In July 1999, then-leader Jiang Zemin launched a sweeping campaign to “eradicate” Falun Gong.
From that point onward, Zhang became an enemy of the state. Even as Beijing’s justice bureau ordered lawyers to refuse Falun Gong cases, Zhang continued defending practitioners. His home was watched, his communications monitored, and his career crippled.
He recalls one practitioner, an elderly woman who helped care for his young son, as “kind and decent.” Her quiet moral influence, he said, was in stark contrast to the Party’s vicious propaganda.
Zhang rejected the state’s portrayal of Falun Gong, including the infamous Tiananmen “self-immolation” incident — widely debunked by experts as a staged hoax designed to turn the public against practitioners.
“There was no constitutional, legal, or factual basis for the persecution,” Zhang said. “The only reason was that Party leaders felt their authority was being challenged.”
He called the campaign against Falun Gong “the largest wrongful case in Chinese history,” pointing to the state’s forced organ harvesting as its most grotesque manifestation.
“The CCP has created the world’s greatest scandal—legalising [forced] organ transplants. This is utterly incompatible with human dignity and human rights.”
For Zhang, such abuses reveal the true purpose of China’s legal apparatus — to serve the Party’s power rather than the people’s rights.
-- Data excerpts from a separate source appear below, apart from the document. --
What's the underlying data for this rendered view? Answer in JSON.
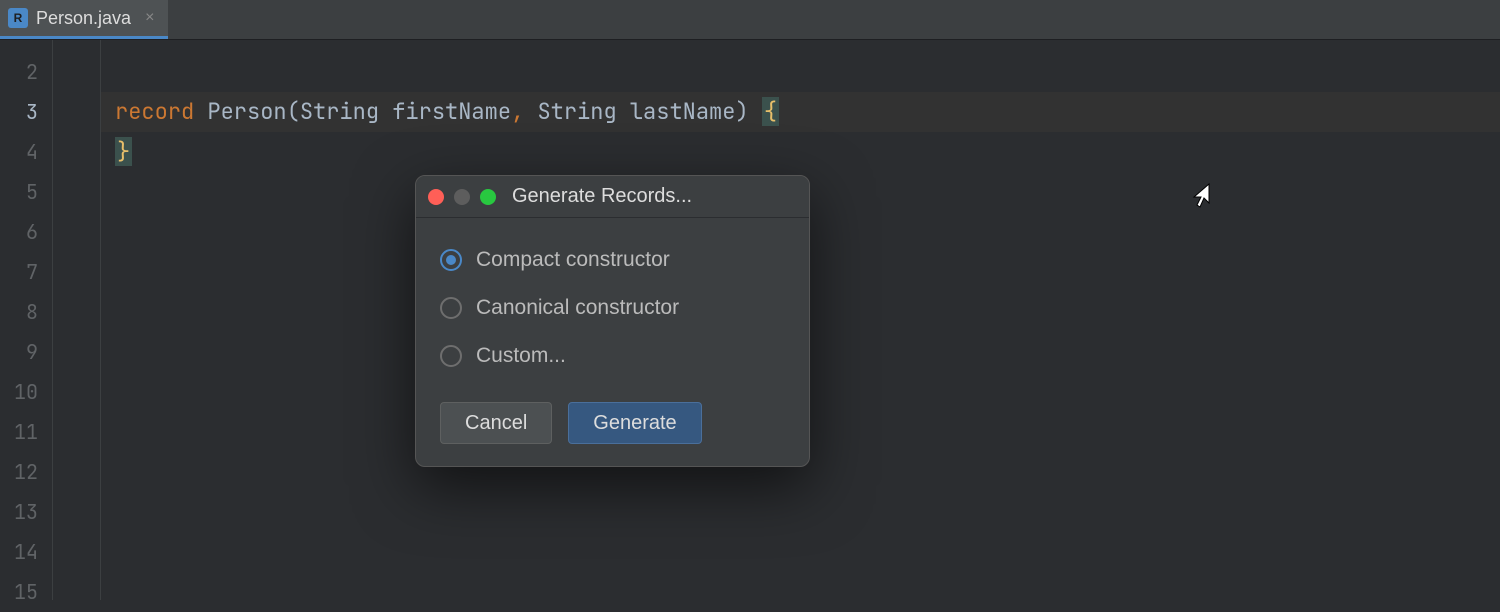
{
  "tab": {
    "icon_letter": "R",
    "label": "Person.java",
    "close_glyph": "×"
  },
  "gutter": {
    "lines": [
      "2",
      "3",
      "4",
      "5",
      "6",
      "7",
      "8",
      "9",
      "10",
      "11",
      "12",
      "13",
      "14",
      "15"
    ],
    "current_index": 1
  },
  "code": {
    "line3": {
      "keyword": "record",
      "name": "Person",
      "type1": "String",
      "param1": "firstName",
      "type2": "String",
      "param2": "lastName",
      "open_brace": "{"
    },
    "line4": {
      "close_brace": "}"
    }
  },
  "dialog": {
    "title": "Generate Records...",
    "options": [
      {
        "label": "Compact constructor",
        "selected": true
      },
      {
        "label": "Canonical constructor",
        "selected": false
      },
      {
        "label": "Custom...",
        "selected": false
      }
    ],
    "cancel_label": "Cancel",
    "primary_label": "Generate"
  }
}
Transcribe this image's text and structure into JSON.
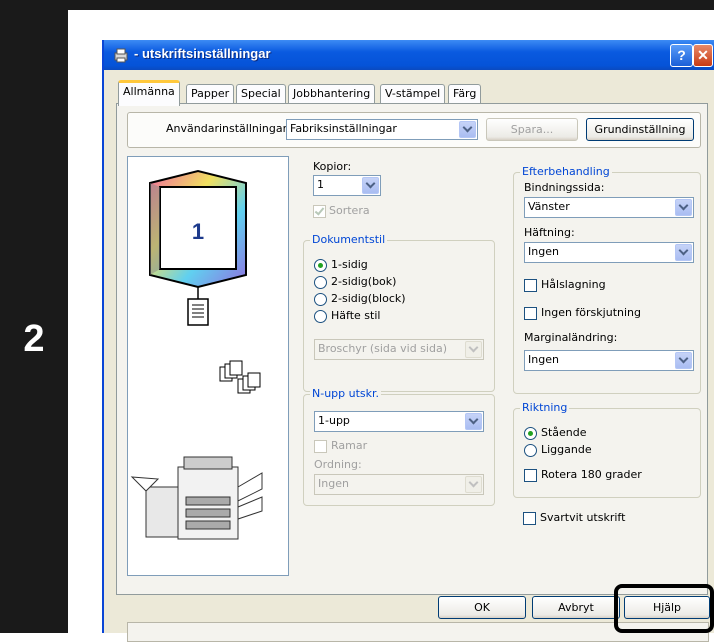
{
  "step": "2",
  "window": {
    "title": "- utskriftsinställningar",
    "help_glyph": "?",
    "close_glyph": "✕"
  },
  "tabs": [
    "Allmänna",
    "Papper",
    "Special",
    "Jobbhantering",
    "V-stämpel",
    "Färg"
  ],
  "user_settings": {
    "label": "Användarinställningar:",
    "value": "Fabriksinställningar",
    "save_label": "Spara...",
    "defaults_label": "Grundinställning"
  },
  "preview": {
    "page_number": "1"
  },
  "copies": {
    "label": "Kopior:",
    "value": "1",
    "collate_label": "Sortera"
  },
  "document_style": {
    "title": "Dokumentstil",
    "options": [
      "1-sidig",
      "2-sidig(bok)",
      "2-sidig(block)",
      "Häfte stil"
    ],
    "selected": "1-sidig",
    "booklet_value": "Broschyr (sida vid sida)"
  },
  "n_up": {
    "title": "N-upp utskr.",
    "value": "1-upp",
    "border_label": "Ramar",
    "order_label": "Ordning:",
    "order_value": "Ingen"
  },
  "finishing": {
    "title": "Efterbehandling",
    "binding_label": "Bindningssida:",
    "binding_value": "Vänster",
    "staple_label": "Häftning:",
    "staple_value": "Ingen",
    "punch_label": "Hålslagning",
    "no_offset_label": "Ingen förskjutning",
    "margin_label": "Marginaländring:",
    "margin_value": "Ingen"
  },
  "orientation": {
    "title": "Riktning",
    "options": [
      "Stående",
      "Liggande"
    ],
    "selected": "Stående",
    "rotate_label": "Rotera 180 grader"
  },
  "bw_print_label": "Svartvit utskrift",
  "footer": {
    "ok": "OK",
    "cancel": "Avbryt",
    "help": "Hjälp"
  }
}
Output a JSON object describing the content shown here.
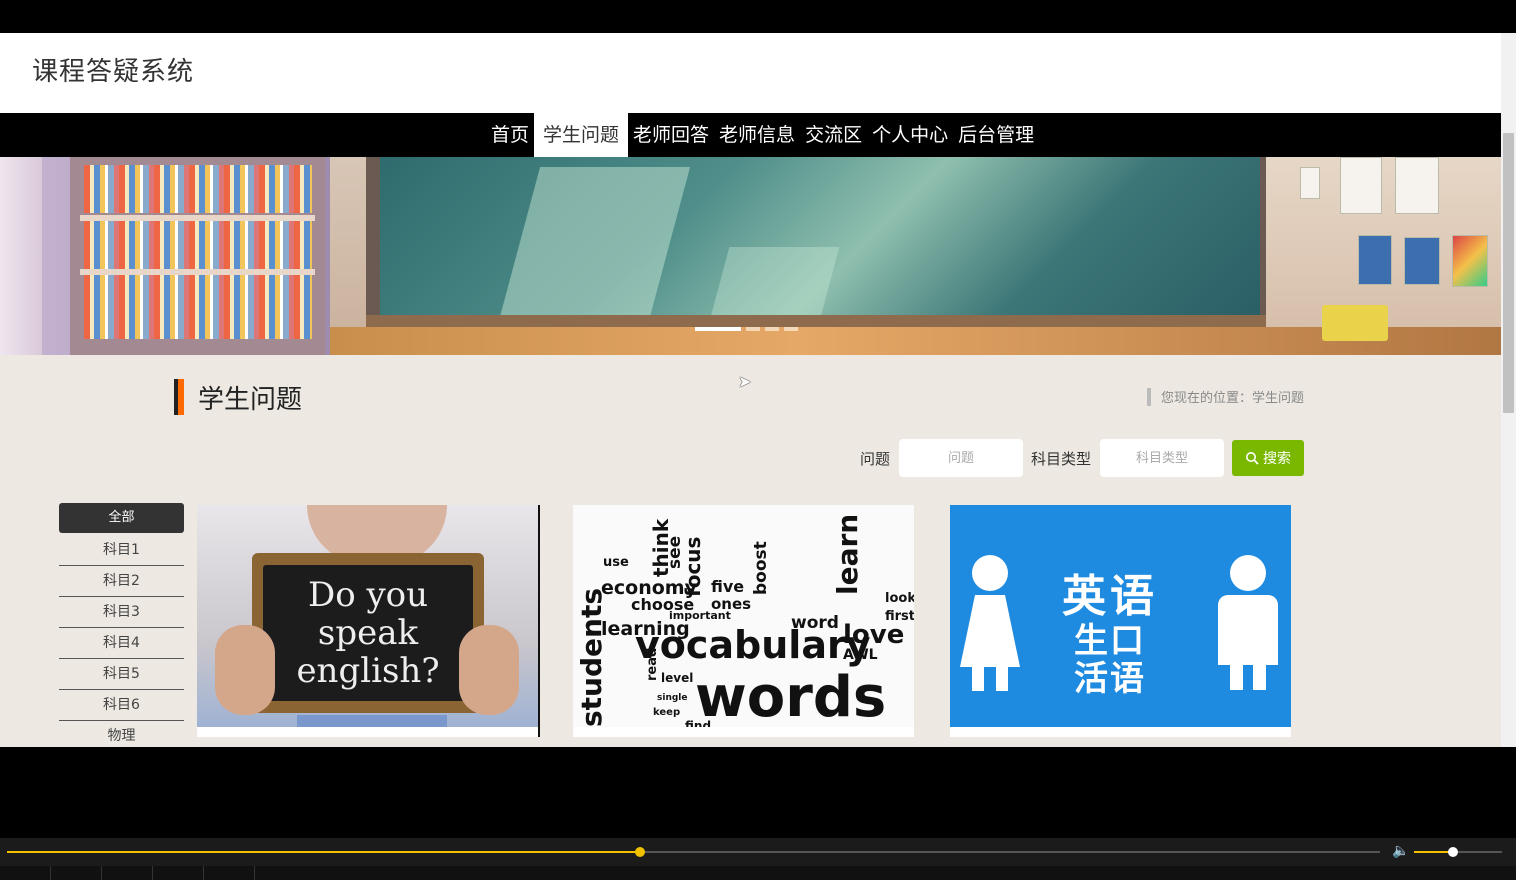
{
  "site": {
    "title": "课程答疑系统"
  },
  "nav": {
    "items": [
      {
        "label": "首页",
        "active": false
      },
      {
        "label": "学生问题",
        "active": true
      },
      {
        "label": "老师回答",
        "active": false
      },
      {
        "label": "老师信息",
        "active": false
      },
      {
        "label": "交流区",
        "active": false
      },
      {
        "label": "个人中心",
        "active": false
      },
      {
        "label": "后台管理",
        "active": false
      }
    ]
  },
  "banner": {
    "slide_count": 4,
    "active_slide": 1
  },
  "page": {
    "heading": "学生问题",
    "location": "您现在的位置：学生问题"
  },
  "search": {
    "question_label": "问题",
    "question_placeholder": "问题",
    "subject_label": "科目类型",
    "subject_placeholder": "科目类型",
    "button_label": "搜索"
  },
  "categories": [
    {
      "label": "全部",
      "active": true
    },
    {
      "label": "科目1",
      "active": false
    },
    {
      "label": "科目2",
      "active": false
    },
    {
      "label": "科目3",
      "active": false
    },
    {
      "label": "科目4",
      "active": false
    },
    {
      "label": "科目5",
      "active": false
    },
    {
      "label": "科目6",
      "active": false
    },
    {
      "label": "物理",
      "active": false
    }
  ],
  "cards": [
    {
      "image_text": [
        "Do you",
        "speak",
        "english?"
      ]
    },
    {
      "image_words": [
        "vocabulary",
        "words",
        "economy",
        "learning",
        "students",
        "choose",
        "love",
        "learn",
        "focus",
        "word",
        "five",
        "ones",
        "important",
        "boost",
        "think",
        "see",
        "use",
        "AWL",
        "look",
        "first",
        "level",
        "find",
        "keep",
        "single",
        "read"
      ]
    },
    {
      "image_text": [
        "英语",
        "生口",
        "活语"
      ]
    }
  ],
  "player": {
    "progress": 0.461,
    "volume": 0.44,
    "volume_icon": "speaker-icon",
    "accent_color": "#f2c100"
  }
}
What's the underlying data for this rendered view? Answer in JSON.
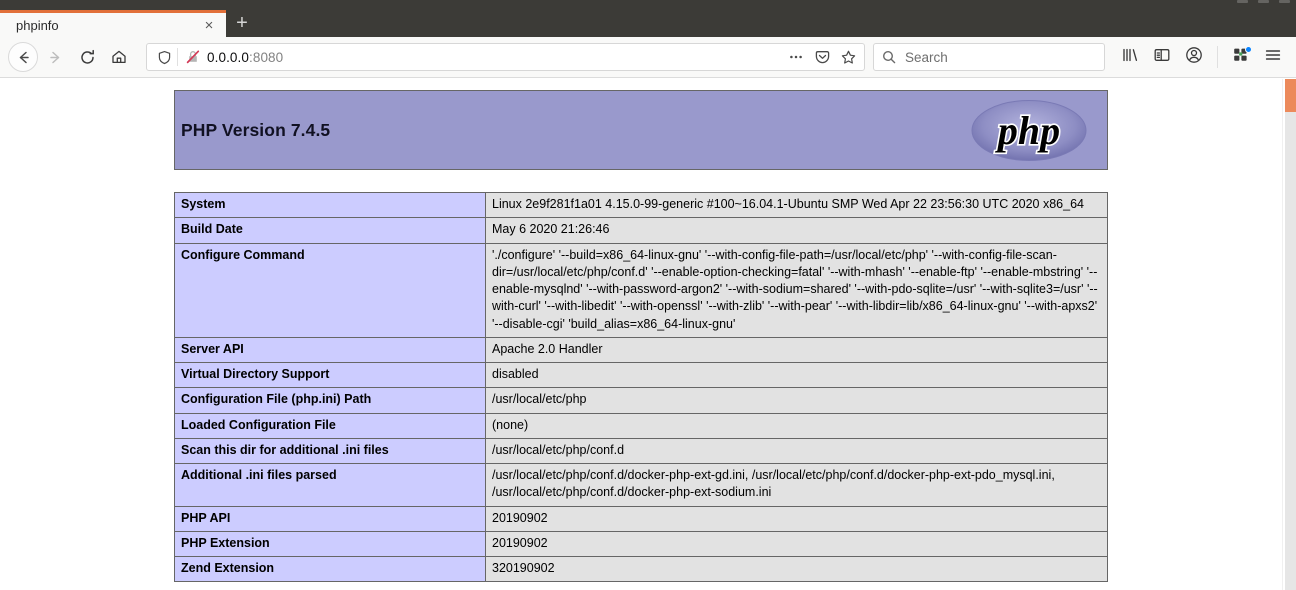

The CCP, he said, has never been a regime based on the rule of law.
“The law should be a social contract among different classes [in society],” he explained. “In China, it is nothing more than the will of the ruling elite.”
His experiences have shown that even in the most mundane disputes, such as construction companies suing local governments over unpaid bills, courts lack the power to enforce rulings against officials.
“Administrative litigation is about creating the illusion of legality,” Zhang said. “It’s performance, not justice.”
Ultimately, Zhang sees the CCP’s use of law as an extension of its ideology of violence and domination. “The CCP advocates violence—seizing power through violence and maintaining power through violence,” he said. “As a result, society can never be at peace.”
For the millions of Chinese citizens who still look to courts for justice, Zhang’s words are a bitter indictment. His message, stripped of any optimism, is that the system is not broken — it was designed this way.
A “scam,” as he calls it, built to entrap the very people it claims to protect. And for those who believe in the promise of law, Zhang’s life is a warning: under the CCP, justice is not blind — it is bound, gagged, and forced to serve power.